EMPLOYERS will be reluctant to offer "golden hellos" to attract fee-paying graduates, but will increasingly turn to sponsorships and salary differentials to lure high-fliers, according to the Association of Graduate Recruiters.

The Graduate Salaries and Vacancies Survey 1998, conducted for the AGR by the Institute for Employment Studies, predicts that investing in higher education tuition fees will yield an acceptable return as graduate vacancies and starting salaries continue to increase. Extramural activities such as work experience will be particularly well rewarded, it says.

Graduate recruiters will need 18.5 per cent more recruits in 1998, but they expect a struggle.
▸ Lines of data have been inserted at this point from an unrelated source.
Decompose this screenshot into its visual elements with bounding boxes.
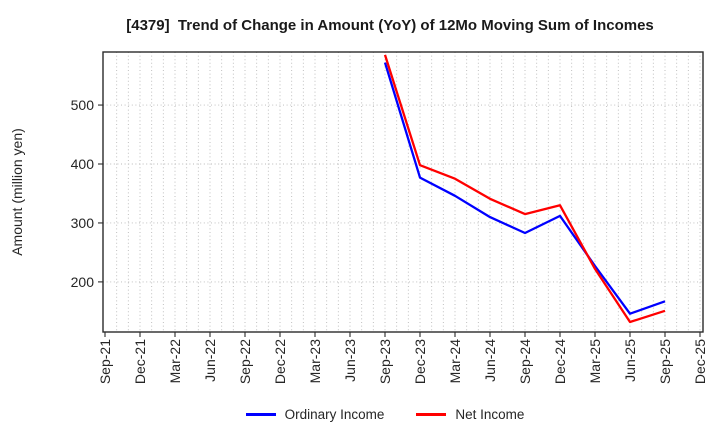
- x-tick-label: Mar-24: [447, 339, 463, 384]
- x-tick-label: Dec-22: [272, 339, 288, 384]
- legend-line-swatch-ordinary-income: [245, 412, 276, 416]
- y-tick-label: 200: [71, 274, 95, 290]
- series-line-net-income: [383, 54, 666, 324]
- x-tick-label: Sep-23: [377, 339, 393, 384]
- x-tick-label: Sep-25: [657, 339, 673, 384]
- series-line-ordinary-income: [383, 62, 666, 315]
- legend-line-swatch-net-income: [416, 412, 447, 416]
- x-tick-label: Sep-22: [237, 339, 253, 384]
- y-tick-label: 500: [71, 97, 95, 113]
- x-tick-label: Jun-24: [482, 339, 498, 382]
- x-tick-label: Dec-24: [552, 339, 568, 384]
- x-tick-label: Dec-25: [692, 339, 708, 384]
- x-tick-label: Sep-21: [97, 339, 113, 384]
- x-tick-label: Jun-25: [622, 339, 638, 382]
- legend-label-ordinary-income: Ordinary Income: [284, 406, 385, 422]
- legend-item-ordinary-income: Ordinary Income: [245, 406, 385, 422]
- chart-title: [4379] Trend of Change in Amount (YoY) o…: [126, 17, 654, 34]
- legend-label-net-income: Net Income: [455, 406, 525, 422]
- legend: Ordinary Income Net Income: [25, 403, 720, 425]
- x-tick-label: Dec-23: [412, 339, 428, 384]
- plot-frame: [102, 51, 704, 333]
- y-tick-label: 300: [71, 215, 95, 231]
- x-tick-label: Sep-24: [517, 339, 533, 384]
- x-tick-label: Mar-23: [307, 339, 323, 384]
- x-tick-label: Jun-23: [342, 339, 358, 382]
- legend-item-net-income: Net Income: [416, 407, 524, 422]
- x-tick-label: Mar-25: [587, 339, 603, 384]
- x-tick-label: Jun-22: [202, 339, 218, 382]
- x-tick-label: Dec-21: [132, 339, 148, 384]
- x-tick-label: Mar-22: [167, 339, 183, 384]
- y-tick-label: 400: [71, 156, 95, 172]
In 1997 vacancies grew by 13.1 per cent, compared to 1996, but over half of recruiters were unable to fill them.

Average graduate starting salaries in 1998 are expected to rise above average growth, from a 1997 median of Pounds 15,500 to Pounds 16,000. At the top end of the starting pay scale, salaries are expected to rise 5.1 per cent to Pounds 20,000. Only 10 per cent of recruiters pay less than Pounds 14,000.

Salary progression for graduates increases rapidly. Graduates who started work in 1996 on an average starting salary of Pounds 14,774 were able to command Pounds 17,000 in 1997. Graduates who started work in 1994 on Pounds 13,500 progressed to Pounds 21,000.
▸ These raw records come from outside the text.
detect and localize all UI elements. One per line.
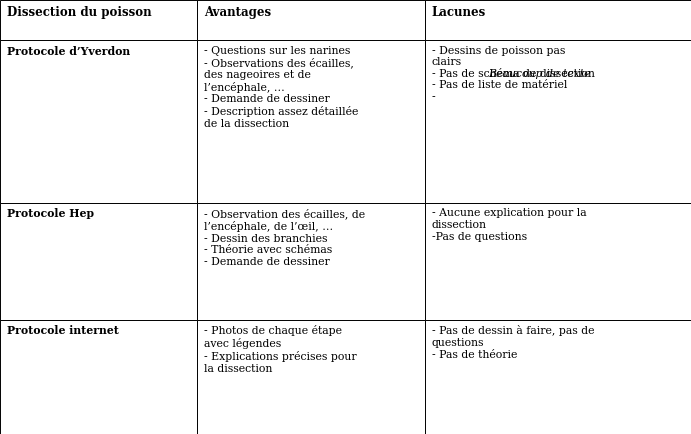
Bar — [197, 203, 425, 320]
Text: Avantages: Avantages — [204, 6, 271, 19]
Bar — [197, 0, 425, 40]
Text: - Pas de dessin à faire, pas de
questions
- Pas de théorie: - Pas de dessin à faire, pas de question… — [432, 326, 594, 360]
Text: - Observation des écailles, de
l’encéphale, de l’œil, …
- Dessin des branchies
-: - Observation des écailles, de l’encépha… — [204, 208, 365, 267]
Bar — [0, 203, 197, 320]
Bar — [197, 40, 425, 203]
Bar — [425, 320, 691, 434]
Bar — [197, 320, 425, 434]
Text: Protocole Hep: Protocole Hep — [7, 208, 94, 219]
Bar — [425, 203, 691, 320]
Text: Lacunes: Lacunes — [432, 6, 486, 19]
Text: Dissection du poisson: Dissection du poisson — [7, 6, 151, 19]
Text: Protocole internet: Protocole internet — [7, 326, 119, 336]
Text: - Aucune explication pour la
dissection
-Pas de questions: - Aucune explication pour la dissection … — [432, 208, 587, 241]
Bar — [0, 40, 197, 203]
Bar — [425, 40, 691, 203]
Text: - Dessins de poisson pas
clairs
- Pas de schéma de dissection
- Pas de liste de : - Dessins de poisson pas clairs - Pas de… — [432, 46, 595, 102]
Text: Beaucoup de texte: Beaucoup de texte — [488, 69, 590, 79]
Bar — [0, 320, 197, 434]
Bar — [0, 0, 197, 40]
Text: - Photos de chaque étape
avec légendes
- Explications précises pour
la dissectio: - Photos de chaque étape avec légendes -… — [204, 326, 357, 374]
Bar — [425, 0, 691, 40]
Text: - Questions sur les narines
- Observations des écailles,
des nageoires et de
l’e: - Questions sur les narines - Observatio… — [204, 46, 358, 128]
Text: Protocole d’Yverdon: Protocole d’Yverdon — [7, 46, 130, 56]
Roly Cockman, chief executive of the AGR, said: "Even with the projected financial implications for students, university education is a very good investment."
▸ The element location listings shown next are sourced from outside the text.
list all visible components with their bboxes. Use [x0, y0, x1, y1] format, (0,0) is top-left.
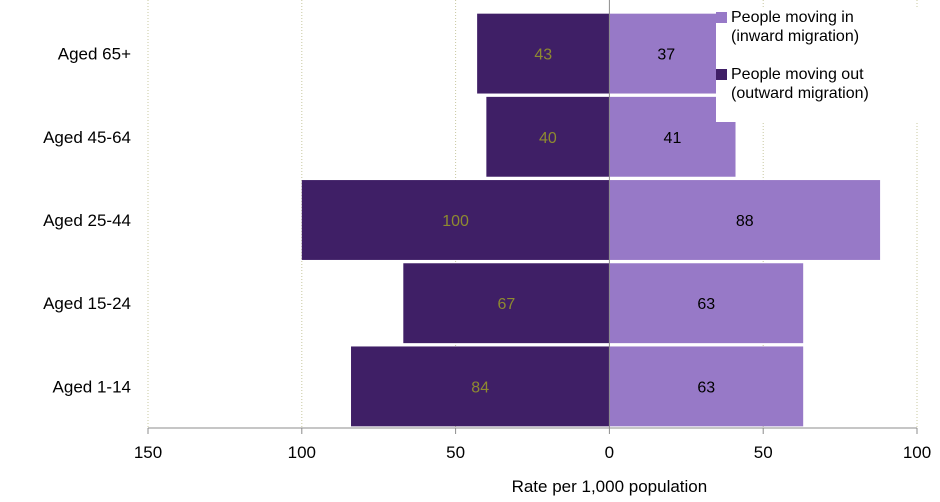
legend-label-inward-line1: People moving in [731, 9, 854, 26]
legend-label-outward-line1: People moving out [731, 66, 864, 83]
legend-label-inward: People moving in (inward migration) [731, 8, 859, 46]
legend-item-inward: People moving in (inward migration) [716, 8, 938, 46]
data-label-outward-0: 43 [534, 47, 552, 64]
bar-inward-1 [609, 96, 736, 177]
data-label-inward-3: 63 [697, 296, 715, 313]
legend-label-outward-line2: (outward migration) [731, 85, 869, 102]
bar-inward-3 [609, 263, 804, 344]
bar-outward-3 [403, 263, 610, 344]
legend-item-outward: People moving out (outward migration) [716, 65, 938, 103]
x-tick-label-5: 100 [903, 443, 931, 462]
data-labels: 43 37 40 41 100 88 67 63 84 63 [442, 47, 753, 397]
legend-swatch-inward [716, 12, 727, 23]
bars [301, 13, 881, 427]
x-tick-label-0: 150 [134, 443, 162, 462]
legend-label-inward-line2: (inward migration) [731, 28, 860, 45]
legend-label-outward: People moving out (outward migration) [731, 65, 869, 103]
legend: People moving in (inward migration) Peop… [716, 8, 938, 122]
data-label-inward-1: 41 [664, 130, 682, 147]
axes: Aged 65+ Aged 45-64 Aged 25-44 Aged 15-24 Ag… [43, 0, 931, 496]
legend-swatch-outward [716, 69, 727, 80]
category-label-1: Aged 45-64 [43, 128, 131, 147]
x-tick-label-4: 50 [754, 443, 773, 462]
data-label-outward-3: 67 [497, 296, 515, 313]
data-label-inward-4: 63 [697, 379, 715, 396]
x-tick-label-1: 100 [288, 443, 316, 462]
x-tick-label-2: 50 [446, 443, 465, 462]
category-label-3: Aged 15-24 [43, 294, 131, 313]
data-label-outward-4: 84 [471, 379, 489, 396]
bar-inward-2 [609, 180, 881, 260]
bar-outward-2 [301, 180, 610, 260]
bar-outward-0 [477, 13, 610, 94]
category-label-0: Aged 65+ [58, 45, 131, 64]
x-axis-title: Rate per 1,000 population [512, 477, 708, 496]
category-label-2: Aged 25-44 [43, 211, 131, 230]
bar-outward-4 [351, 346, 610, 427]
data-label-outward-2: 100 [442, 213, 469, 230]
bar-inward-0 [609, 13, 724, 94]
x-tick-label-3: 0 [605, 443, 614, 462]
data-label-inward-0: 37 [657, 47, 675, 64]
bar-outward-1 [486, 96, 610, 177]
category-label-4: Aged 1-14 [53, 377, 131, 396]
data-label-inward-2: 88 [736, 213, 754, 230]
bar-inward-4 [609, 346, 804, 427]
data-label-outward-1: 40 [539, 130, 557, 147]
More employers than ever - three-quarters of survey respondents - are providing work experience for undergraduates, and are offering higher salaries for students with such experience.

In 1997, over 50 per cent of employers offered paid differentials to reward work experience and outside skills, compared to 34 per cent in 1996. More sponsorship deals for final-year students will be on offer in 1998. In 1997, 40 per cent offered sponsorship.

But the survey found a general reluctance to turn to golden hellos, in response to mounting student debt levels, and the spectre of tuition fees. Employers recognised that graduates face increasing debt burdens, and expressed concern, but the survey found that there was a stand-off between competing organisations over golden hellos. "The largest factor which could trigger the introduction of golden hellos was the intention of key competitors," the report said.